Thanks for sharing this. I took the time to read through the documentation of the re module. Here's my review of the functions.

Useful:

  • re.finditer returns an iterator over all Match objects
  • re.search returns the first Match object or None if there are no matches.
  • r'' use raw strings for patters so you don't have to worry about backslashes
  • the optional flags argument modifies the behaviour (case insensitive, multiline)

Utility:

  • re.sub replace each match in the string
  • re.split split a string by a regular expression

The Match object:

  • match.groups(0) returns the portion of text matched by the pattern
  • match.groups(1) returns the first capturing group
  • match.groups(2) returns the second capturing group, and so on

I don't understand why these exist:

  • re.match like search, but only matches at the beginning of the string. why not just use '^' or '\A' in the pattern you pass to 'search'?
  • re.fullmatch like 'search', but only if the full string matches.
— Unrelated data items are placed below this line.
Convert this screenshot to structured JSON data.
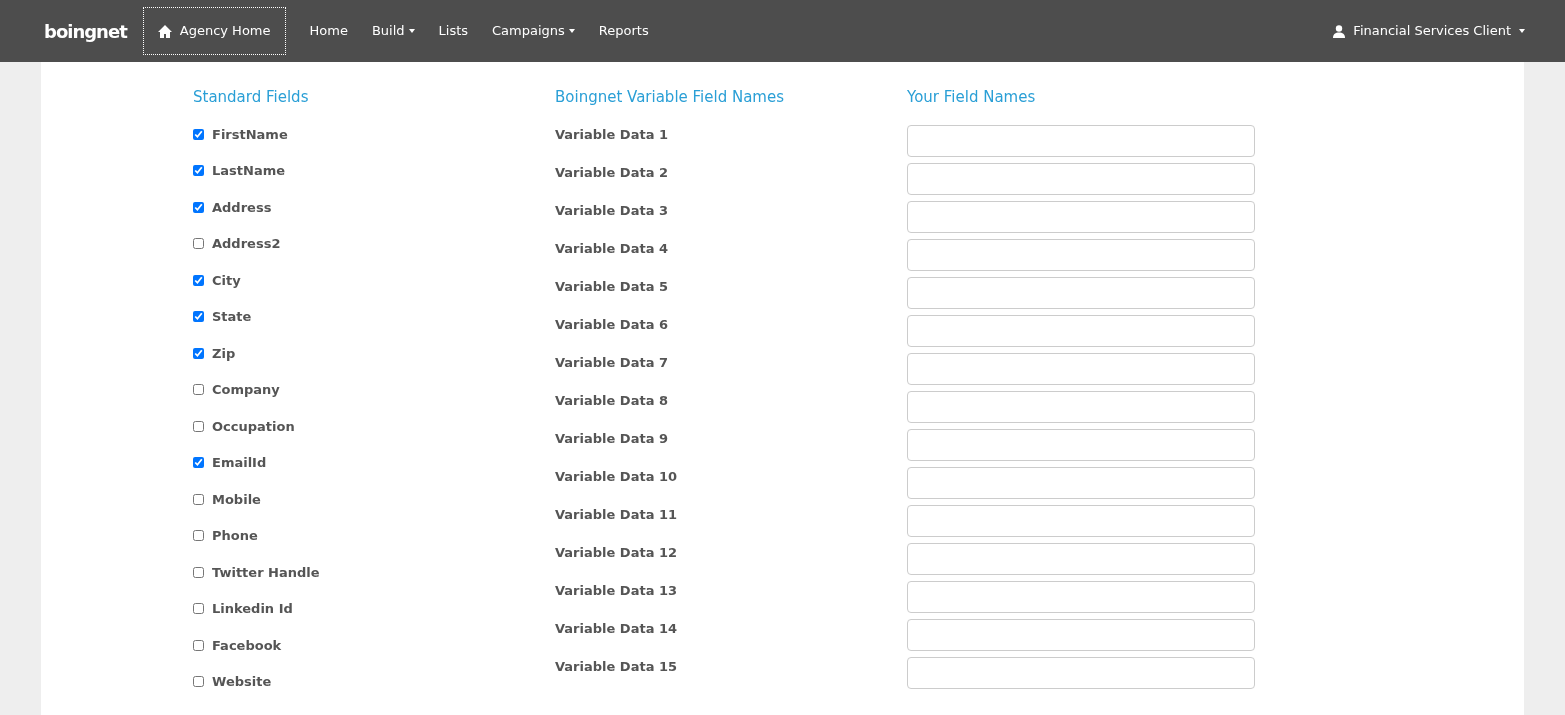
{
  "navbar": {
    "logo": "boingnet",
    "home_button": "Agency Home",
    "links": [
      {
        "label": "Home",
        "dropdown": false
      },
      {
        "label": "Build",
        "dropdown": true
      },
      {
        "label": "Lists",
        "dropdown": false
      },
      {
        "label": "Campaigns",
        "dropdown": true
      },
      {
        "label": "Reports",
        "dropdown": false
      }
    ],
    "user_menu": "Financial Services Client"
  },
  "standard_fields": {
    "title": "Standard Fields",
    "items": [
      {
        "label": "FirstName",
        "checked": true
      },
      {
        "label": "LastName",
        "checked": true
      },
      {
        "label": "Address",
        "checked": true
      },
      {
        "label": "Address2",
        "checked": false
      },
      {
        "label": "City",
        "checked": true
      },
      {
        "label": "State",
        "checked": true
      },
      {
        "label": "Zip",
        "checked": true
      },
      {
        "label": "Company",
        "checked": false
      },
      {
        "label": "Occupation",
        "checked": false
      },
      {
        "label": "EmailId",
        "checked": true
      },
      {
        "label": "Mobile",
        "checked": false
      },
      {
        "label": "Phone",
        "checked": false
      },
      {
        "label": "Twitter Handle",
        "checked": false
      },
      {
        "label": "Linkedin Id",
        "checked": false
      },
      {
        "label": "Facebook",
        "checked": false
      },
      {
        "label": "Website",
        "checked": false
      }
    ]
  },
  "variable_fields": {
    "title": "Boingnet Variable Field Names",
    "your_title": "Your Field Names",
    "rows": [
      "Variable Data 1",
      "Variable Data 2",
      "Variable Data 3",
      "Variable Data 4",
      "Variable Data 5",
      "Variable Data 6",
      "Variable Data 7",
      "Variable Data 8",
      "Variable Data 9",
      "Variable Data 10",
      "Variable Data 11",
      "Variable Data 12",
      "Variable Data 13",
      "Variable Data 14",
      "Variable Data 15"
    ]
  }
}
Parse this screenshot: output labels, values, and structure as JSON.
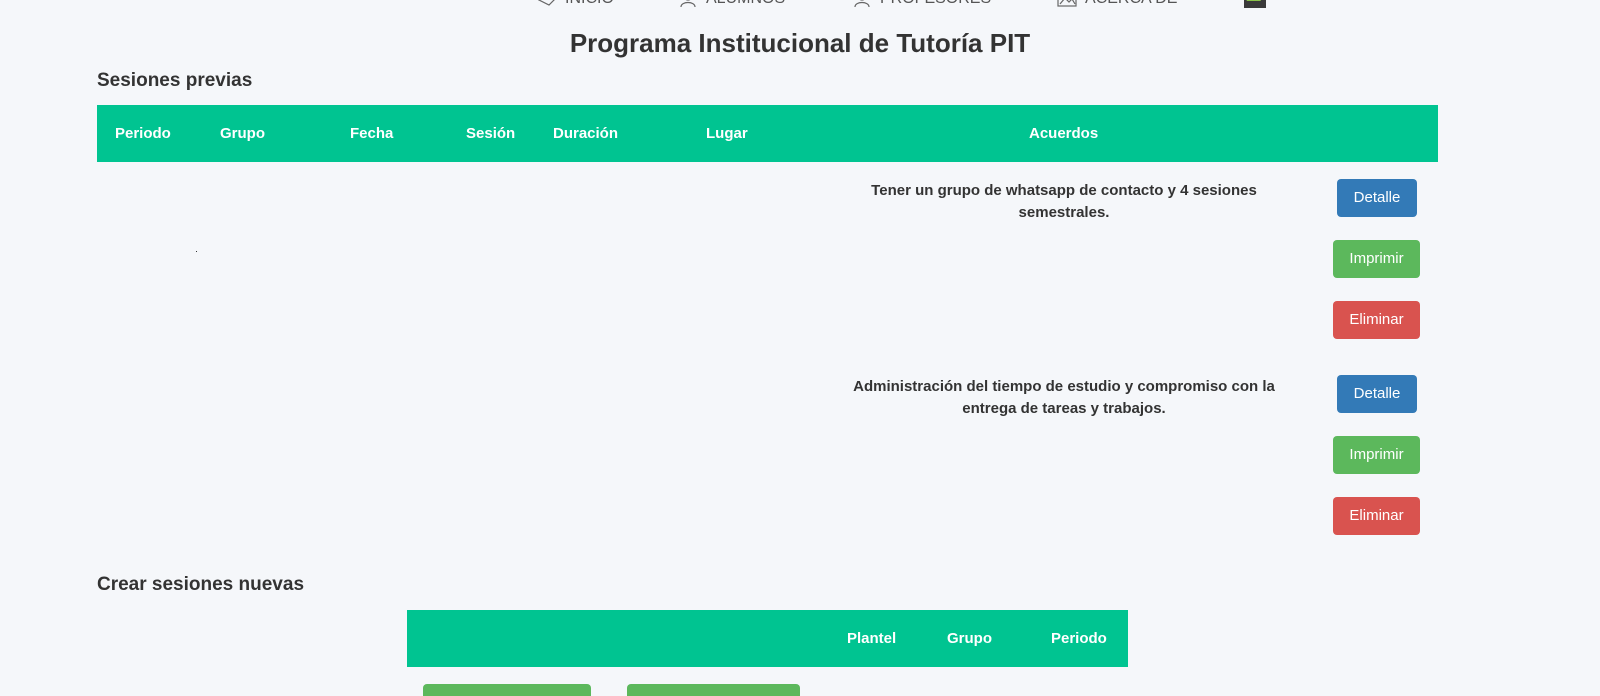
{
  "nav": {
    "items": [
      {
        "label": "INICIO",
        "icon": "handshake-icon"
      },
      {
        "label": "ALUMNOS",
        "icon": "user-icon"
      },
      {
        "label": "PROFESORES",
        "icon": "user-icon"
      },
      {
        "label": "ACERCA DE",
        "icon": "image-icon"
      }
    ]
  },
  "page": {
    "title": "Programa Institucional de Tutoría PIT"
  },
  "previous": {
    "title": "Sesiones previas",
    "columns": [
      "Periodo",
      "Grupo",
      "Fecha",
      "Sesión",
      "Duración",
      "Lugar",
      "Acuerdos"
    ],
    "rows": [
      {
        "acuerdos": "Tener un grupo de whatsapp de contacto y 4 sesiones semestrales.",
        "detail": "Detalle",
        "print": "Imprimir",
        "delete": "Eliminar"
      },
      {
        "acuerdos": "Administración del tiempo de estudio y compromiso con la entrega de tareas y trabajos.",
        "detail": "Detalle",
        "print": "Imprimir",
        "delete": "Eliminar"
      }
    ]
  },
  "create": {
    "title": "Crear sesiones nuevas",
    "columns": [
      "Plantel",
      "Grupo",
      "Periodo"
    ]
  },
  "colors": {
    "header": "#00c491",
    "blue": "#337ab7",
    "green": "#5cb85c",
    "red": "#d9534f"
  }
}
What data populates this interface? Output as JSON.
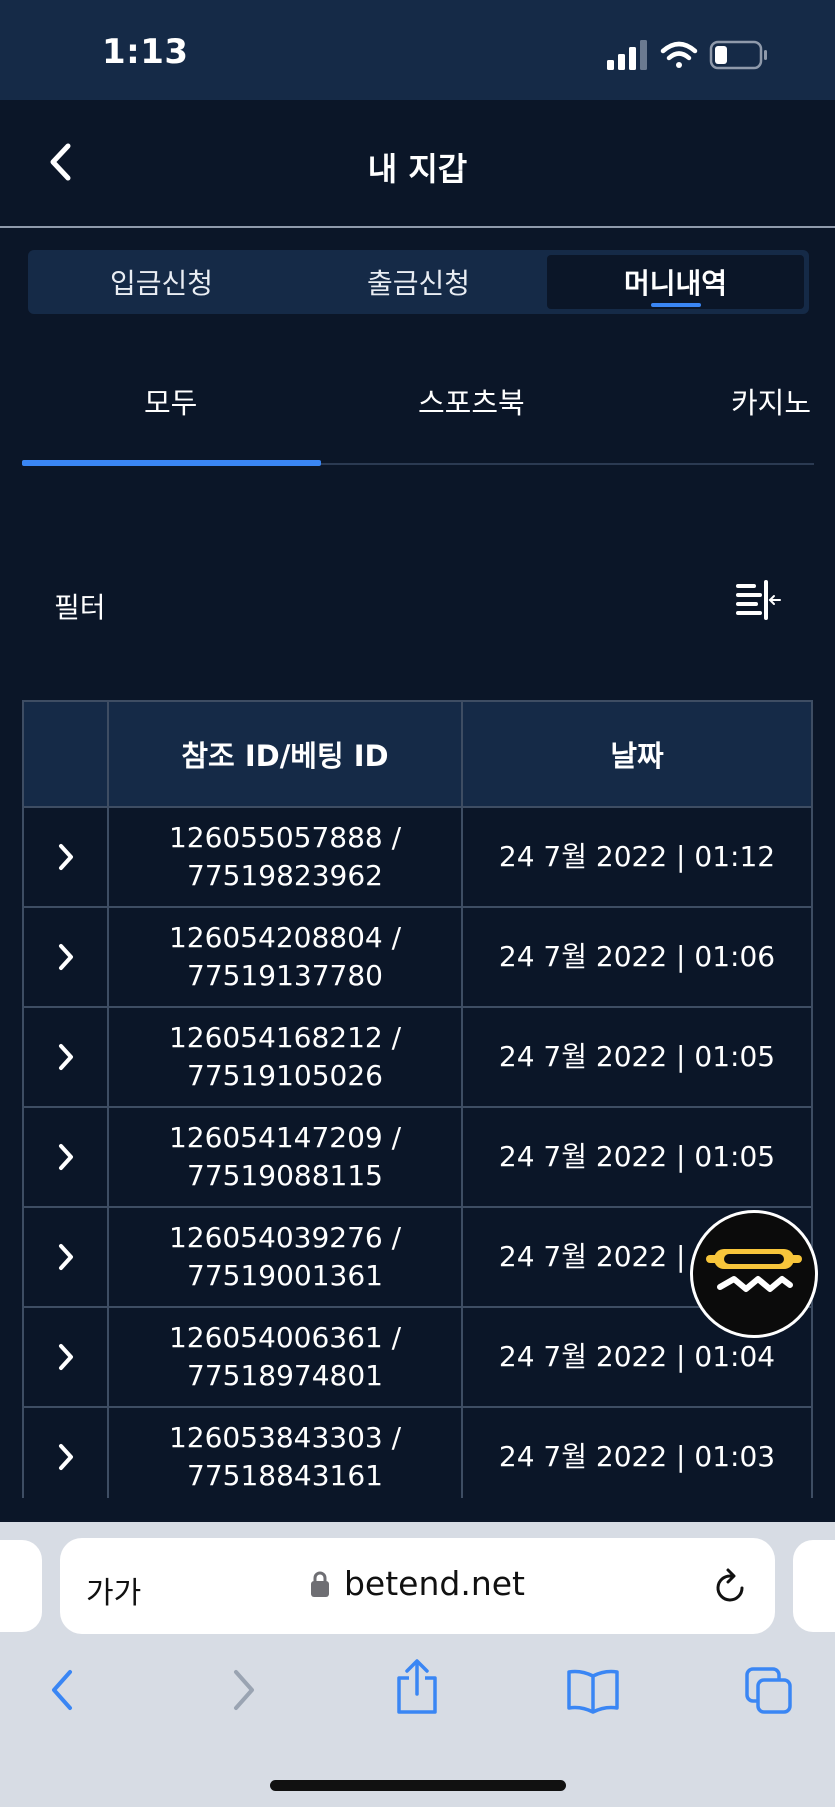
{
  "status_bar": {
    "time": "1:13"
  },
  "header": {
    "title": "내 지갑"
  },
  "wallet_tabs": [
    {
      "label": "입금신청",
      "active": false
    },
    {
      "label": "출금신청",
      "active": false
    },
    {
      "label": "머니내역",
      "active": true
    }
  ],
  "category_tabs": [
    {
      "label": "모두",
      "active": true
    },
    {
      "label": "스포츠북",
      "active": false
    },
    {
      "label": "카지노",
      "active": false
    }
  ],
  "filter": {
    "label": "필터"
  },
  "table": {
    "headers": [
      "",
      "참조 ID/베팅 ID",
      "날짜"
    ],
    "rows": [
      {
        "ref_id": "126055057888 /",
        "bet_id": "77519823962",
        "date": "24 7월 2022 | 01:12"
      },
      {
        "ref_id": "126054208804 /",
        "bet_id": "77519137780",
        "date": "24 7월 2022 | 01:06"
      },
      {
        "ref_id": "126054168212 /",
        "bet_id": "77519105026",
        "date": "24 7월 2022 | 01:05"
      },
      {
        "ref_id": "126054147209 /",
        "bet_id": "77519088115",
        "date": "24 7월 2022 | 01:05"
      },
      {
        "ref_id": "126054039276 /",
        "bet_id": "77519001361",
        "date": "24 7월 2022 | 01:04"
      },
      {
        "ref_id": "126054006361 /",
        "bet_id": "77518974801",
        "date": "24 7월 2022 | 01:04"
      },
      {
        "ref_id": "126053843303 /",
        "bet_id": "77518843161",
        "date": "24 7월 2022 | 01:03"
      },
      {
        "ref_id": "",
        "bet_id": "",
        "date": ""
      }
    ]
  },
  "browser": {
    "aa_label": "가가",
    "url": "betend.net"
  },
  "colors": {
    "background": "#0b1628",
    "panel": "#152a47",
    "accent": "#3a86f4",
    "border": "#3e4d63",
    "logo_yellow": "#f7c53b"
  },
  "icons": {
    "back": "chevron-left-icon",
    "row_expand": "chevron-right-icon",
    "filter": "filter-collapse-icon",
    "lock": "lock-icon",
    "reload": "reload-icon",
    "share": "share-icon",
    "bookmarks": "bookmarks-icon",
    "tabs": "tabs-icon"
  }
}
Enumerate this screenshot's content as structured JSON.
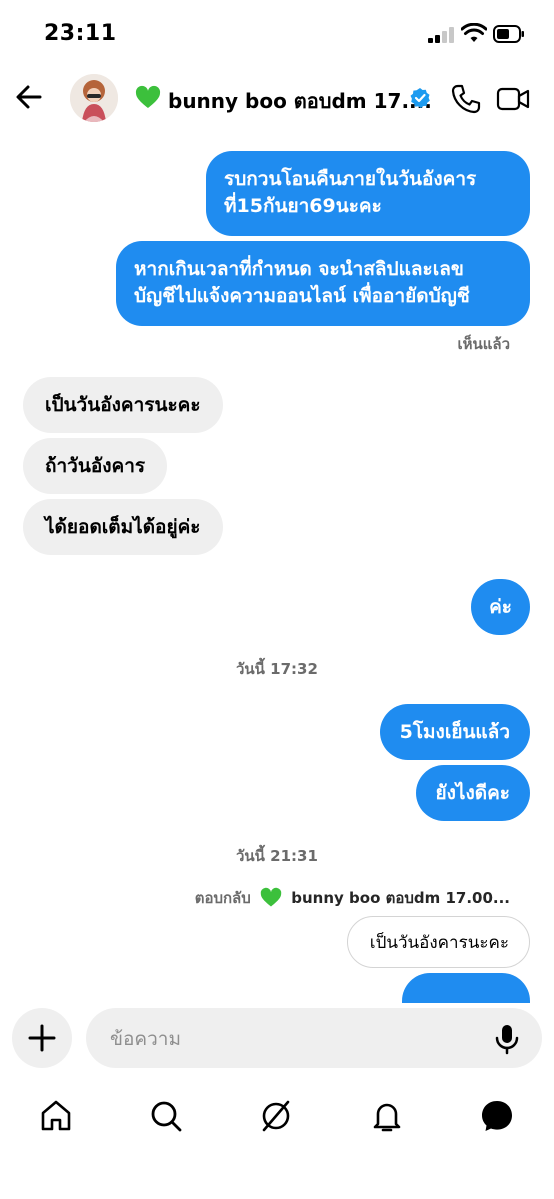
{
  "status_bar": {
    "time": "23:11"
  },
  "header": {
    "contact_name": "bunny boo ตอบdm 17....",
    "heart_icon": "green-heart-icon",
    "verified_icon": "verified-badge-icon"
  },
  "messages": [
    {
      "side": "out",
      "lines": [
        "รบกวนโอนคืนภายในวันอังคาร",
        "ที่15กันยา69นะคะ"
      ]
    },
    {
      "side": "out",
      "lines": [
        "หากเกินเวลาที่กำหนด จะนำสลิปและเลข",
        "บัญชีไปแจ้งความออนไลน์ เพื่ออายัดบัญชี"
      ]
    },
    {
      "side": "in",
      "lines": [
        "เป็นวันอังคารนะคะ"
      ]
    },
    {
      "side": "in",
      "lines": [
        "ถ้าวันอังคาร"
      ]
    },
    {
      "side": "in",
      "lines": [
        "ได้ยอดเต็มได้อยู่ค่ะ"
      ]
    },
    {
      "side": "out",
      "lines": [
        "ค่ะ"
      ]
    },
    {
      "side": "out",
      "lines": [
        "5โมงเย็นแล้ว"
      ]
    },
    {
      "side": "out",
      "lines": [
        "ยังไงดีคะ"
      ]
    }
  ],
  "seen_label": "เห็นแล้ว",
  "timestamps": [
    "วันนี้ 17:32",
    "วันนี้ 21:31"
  ],
  "reply": {
    "prefix": "ตอบกลับ",
    "to_name": "bunny boo ตอบdm 17.00...",
    "quoted": "เป็นวันอังคารนะคะ"
  },
  "composer": {
    "placeholder": "ข้อความ"
  },
  "nav": [
    "home-icon",
    "search-icon",
    "explore-icon",
    "notifications-icon",
    "messenger-icon"
  ],
  "colors": {
    "accent": "#1f8cf0",
    "incoming_bubble": "#efefef",
    "verified": "#1d9bf0",
    "heart": "#3cc03c"
  }
}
Why not just use '\A' and '\Z' in the pattern you pass to 'search'?
  • re.findall Returns all matches. It seems like a shitty version of 'finditer'. The function has three different return types which depend on the pattern you pattern you pass to the function. Who wants to work with that?
[–] hades@lemm.ee 4 points 3 months ago (1 children)

I would argue that having distinct match and search helps readability. The difference between match('((([0-9]+-[0-9]+)|([0-9]+))[,]?)+[^,]', s) and search('((([0-9]+-[0-9]+)|([0-9]+))[,]?)+[^,]', s) is clear without the need for me to parse the regular expression myself. It also helps code reuse. Consider that you have PHONE_NUMBER_REGEX defined somewhere. If you only had a method to "search" but not to "match", you would have to do something like search(f"\A{PHONE_NUMBER_REGEX}\Z", s), which is error-prone and less readable. Most likely you would end up having at least two sets of precompiled regex objects (i.e. PHONE_NUMBER_REGEX and PHONE_NUMBER_FULLMATCH_REGEX). It is also a fairly common practice in other languages' regex libraries (cf. [1,2]). Golang, which is usually very reserved in the number of ways to express the same thing, has 16 different matching methods[3].

Regarding re.findall, I see what you mean, however I don't agree with your conclusions. I think it is a useful convenience method that improves readability in many cases. I've found these usages from my code, and I'm quite happy that this method was available[4]:

digits = [digit_map[digit] for digit in re.findall("(?=(one|two|three|four|five|six|seven|eight|nine|[0-9]))", line)]
[(minutes, seconds)] = re.findall(r"You have (?:(\d+)m )?(\d+)s left to wait", text)

[1] https://docs.oracle.com/javase/7/docs/api/java/util/regex/Matcher.html

[2] https://en.cppreference.com/w/cpp/regex

[3] https://pkg.go.dev/regexp

[4] https://github.com/search?q=repo%3Ahades%2Faoc23%20findall&type=code

[–] alyth@lemmy.world 3 points 3 months ago

Thank you for the very thorough reply! This is kind of high quality stuff you love to see on Lemmy. Your use cases seem very valid.